Römer 8,1+2+10+11

Predigt am 8.Juni 14 von Andreas Hansen über Röm 8,1+2+10+11

Pfingsten

Unter dem Pfingstlied, das wir gerade gesungen haben, steht im Gesangbuch (EG 136 Ausgabe Baden) ein Lutherzitat: „Glaube ist eine lebendige, verwegene Zuversicht auf Gottes Gnade, so gewiss, dass er tausendmal dafür sterben würde. Und solche Zuversicht und Erkenntnis göttlicher Gnade macht fröhlich, trotzig und lustig gegen Gott und alle Kreaturen; das wirkt der heilige Geist im Glauben.“

So ist Pfingsten, liebe Gemeinde, lebendig, verwegen und zuversichtlich, fröhlich und trotzig.  Auf einmal getrauen sich die Jünger aus ihrem Versteck. Sie haben keine Angst mehr. Sie gehen hinaus.
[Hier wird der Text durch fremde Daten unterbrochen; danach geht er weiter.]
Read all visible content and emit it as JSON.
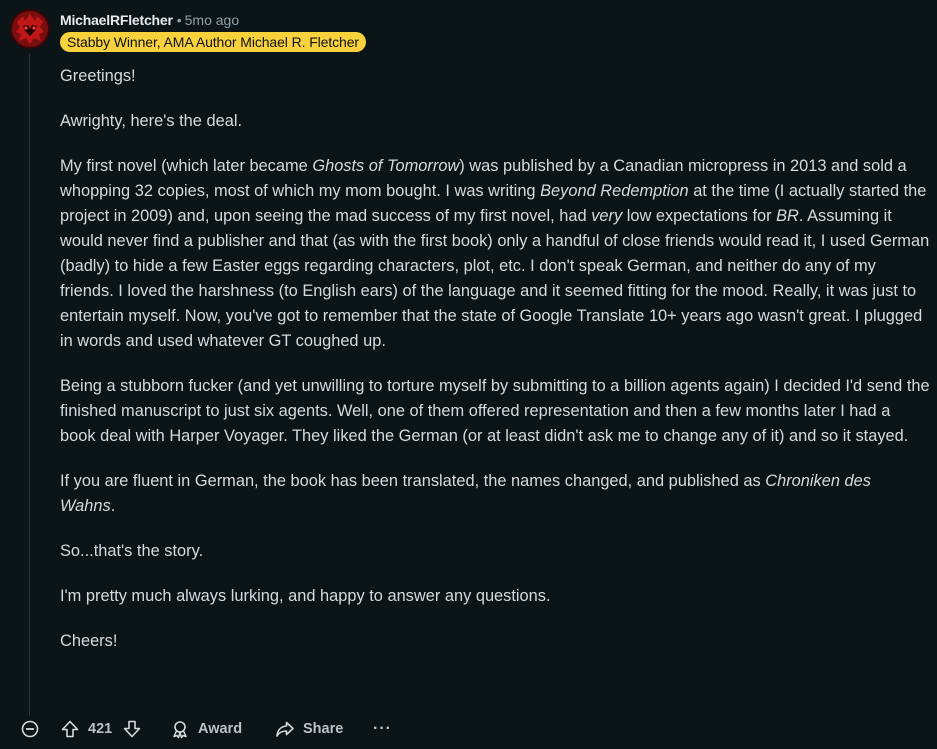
{
  "comment": {
    "author": "MichaelRFletcher",
    "separator": "•",
    "timestamp": "5mo ago",
    "flair": "Stabby Winner, AMA Author Michael R. Fletcher",
    "paragraphs": {
      "p1": "Greetings!",
      "p2": "Awrighty, here's the deal.",
      "p3": {
        "a": "My first novel (which later became ",
        "b": "Ghosts of Tomorrow",
        "c": ") was published by a Canadian micropress in 2013 and sold a whopping 32 copies, most of which my mom bought. I was writing ",
        "d": "Beyond Redemption",
        "e": " at the time (I actually started the project in 2009) and, upon seeing the mad success of my first novel, had ",
        "f": "very",
        "g": " low expectations for ",
        "h": "BR",
        "i": ". Assuming it would never find a publisher and that (as with the first book) only a handful of close friends would read it, I used German (badly) to hide a few Easter eggs regarding characters, plot, etc. I don't speak German, and neither do any of my friends. I loved the harshness (to English ears) of the language and it seemed fitting for the mood. Really, it was just to entertain myself. Now, you've got to remember that the state of Google Translate 10+ years ago wasn't great. I plugged in words and used whatever GT coughed up."
      },
      "p4": "Being a stubborn fucker (and yet unwilling to torture myself by submitting to a billion agents again) I decided I'd send the finished manuscript to just six agents. Well, one of them offered representation and then a few months later I had a book deal with Harper Voyager. They liked the German (or at least didn't ask me to change any of it) and so it stayed.",
      "p5": {
        "a": "If you are fluent in German, the book has been translated, the names changed, and published as ",
        "b": "Chroniken des Wahns",
        "c": "."
      },
      "p6": "So...that's the story.",
      "p7": "I'm pretty much always lurking, and happy to answer any questions.",
      "p8": "Cheers!"
    }
  },
  "actions": {
    "vote_count": "421",
    "award_label": "Award",
    "share_label": "Share",
    "more_label": "···"
  },
  "icons": {
    "avatar": "avatar-icon",
    "collapse": "collapse-minus-icon",
    "upvote": "upvote-arrow-icon",
    "downvote": "downvote-arrow-icon",
    "award": "award-icon",
    "share": "share-icon",
    "more": "more-options-icon"
  },
  "colors": {
    "background": "#0b1416",
    "flair_bg": "#f7d23c",
    "text": "#d7dadc",
    "meta": "#8ba2ad"
  }
}
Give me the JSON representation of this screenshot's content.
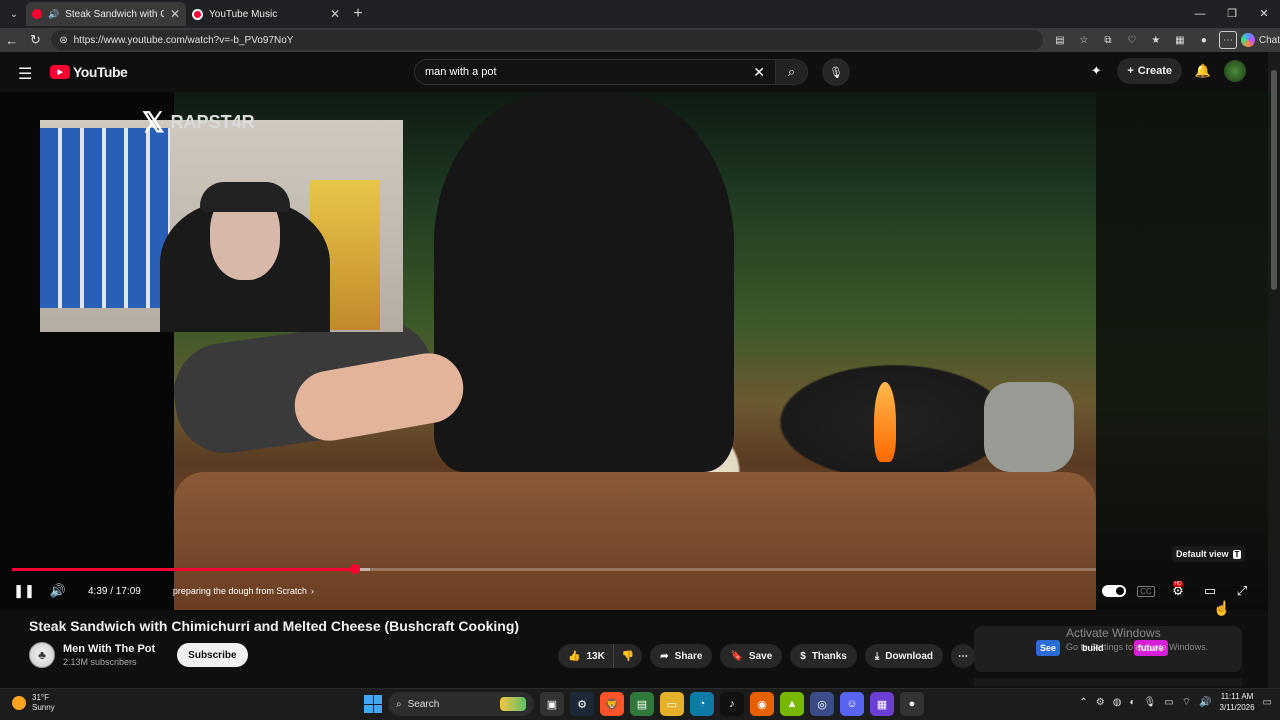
{
  "browser": {
    "tabs": [
      {
        "label": "Steak Sandwich with Chimichurri",
        "active": true
      },
      {
        "label": "YouTube Music",
        "active": false
      }
    ],
    "url": "https://www.youtube.com/watch?v=-b_PVo97NoY",
    "chat_label": "Chat"
  },
  "header": {
    "logo_text": "YouTube",
    "search_value": "man with a pot",
    "create_label": "Create"
  },
  "player": {
    "stream_tag": "RAPST4R",
    "tooltip": "Default view",
    "tooltip_key": "T",
    "time": "4:39 / 17:09",
    "chapter": "preparing the dough from Scratch",
    "played_fraction": 0.316,
    "loaded_fraction": 0.33
  },
  "video": {
    "title": "Steak Sandwich with Chimichurri and Melted Cheese (Bushcraft Cooking)",
    "channel_name": "Men With The Pot",
    "subscribers": "2.13M subscribers",
    "subscribe_label": "Subscribe",
    "actions": {
      "likes": "13K",
      "share": "Share",
      "save": "Save",
      "thanks": "Thanks",
      "download": "Download"
    }
  },
  "side_card": {
    "chip_see": "See",
    "chip_build": "build",
    "chip_future": "future"
  },
  "watermark": {
    "line1": "Activate Windows",
    "line2": "Go to Settings to activate Windows."
  },
  "taskbar": {
    "temp": "31°F",
    "condition": "Sunny",
    "search_placeholder": "Search",
    "time": "11:11 AM",
    "date": "3/11/2026"
  },
  "colors": {
    "accent": "#ff0033",
    "background": "#0f0f0f"
  }
}
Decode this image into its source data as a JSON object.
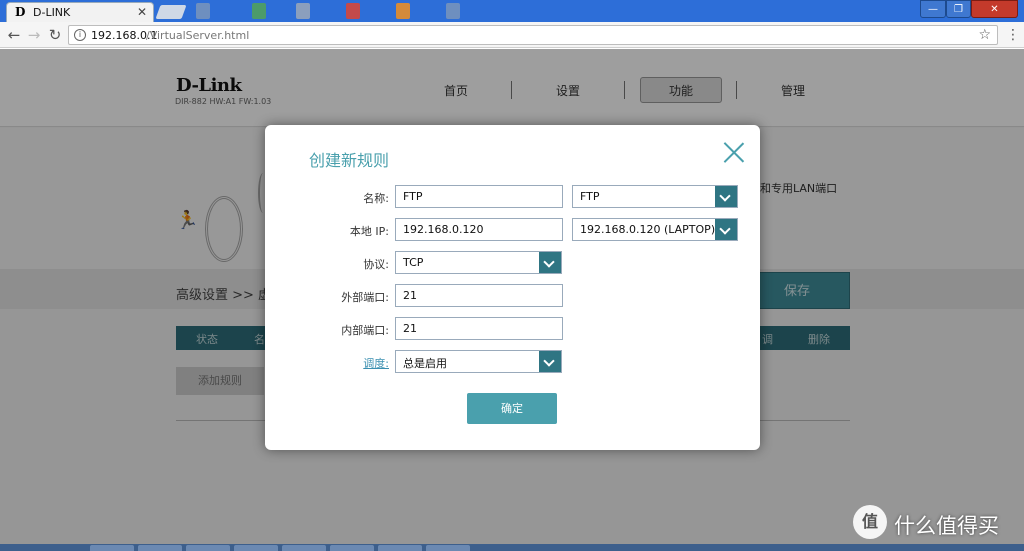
{
  "browser": {
    "tab_title": "D-LINK",
    "tab_favicon": "D",
    "url_host": "192.168.0.1",
    "url_path": "/VirtualServer.html"
  },
  "header": {
    "logo": "D-Link",
    "model": "DIR-882 HW:A1 FW:1.03",
    "nav": [
      "首页",
      "设置",
      "功能",
      "管理"
    ],
    "active_nav": "功能"
  },
  "page": {
    "banner_text": "和专用LAN端口",
    "breadcrumb": "高级设置 >> 虚",
    "save_label": "保存",
    "table_headers": {
      "status": "状态",
      "name": "名",
      "schedule": "调",
      "delete": "删除"
    },
    "add_rule_label": "添加规则"
  },
  "modal": {
    "title": "创建新规则",
    "fields": {
      "name_label": "名称:",
      "name_value": "FTP",
      "name_preset": "FTP",
      "ip_label": "本地 IP:",
      "ip_value": "192.168.0.120",
      "ip_device": "192.168.0.120 (LAPTOP)",
      "protocol_label": "协议:",
      "protocol_value": "TCP",
      "ext_port_label": "外部端口:",
      "ext_port_value": "21",
      "int_port_label": "内部端口:",
      "int_port_value": "21",
      "schedule_label": "调度:",
      "schedule_value": "总是启用"
    },
    "ok_label": "确定"
  },
  "watermark": {
    "logo": "值",
    "text": "什么值得买"
  },
  "colors": {
    "accent": "#4aa0ad",
    "dark_teal": "#2e6f7b",
    "titlebar": "#2d6ed8"
  }
}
Sie feiern Jesus Christus, den Herrn.    Sie singen von seinem Sieg über den Tod.   Sie beten und leben so, dass viele zu ihnen,  zur Kirche Jesu Christi, gehören wollen. „lustig“ schrieb Luther auch, „lustig gegen Gott und alle Kreaturen“, vielleicht auch angriffslustig, wie jemand, der den Sieg sicher weiß. Man merkt es einer Mannschaft an, ob sie lustig den Platz betritt und lustig, beherzt ihr Spiel macht oder lustlos, wenn die Spieler nicht zusammenfinden und nichts gelingt, oder gar verzagt, wenn sie sich nichts zutrauen. Der Heilige Geist macht fröhliche, lustige Leute. Er macht getrost und manchmal trotzig und verwegen. Der Geist macht frei und lebendig.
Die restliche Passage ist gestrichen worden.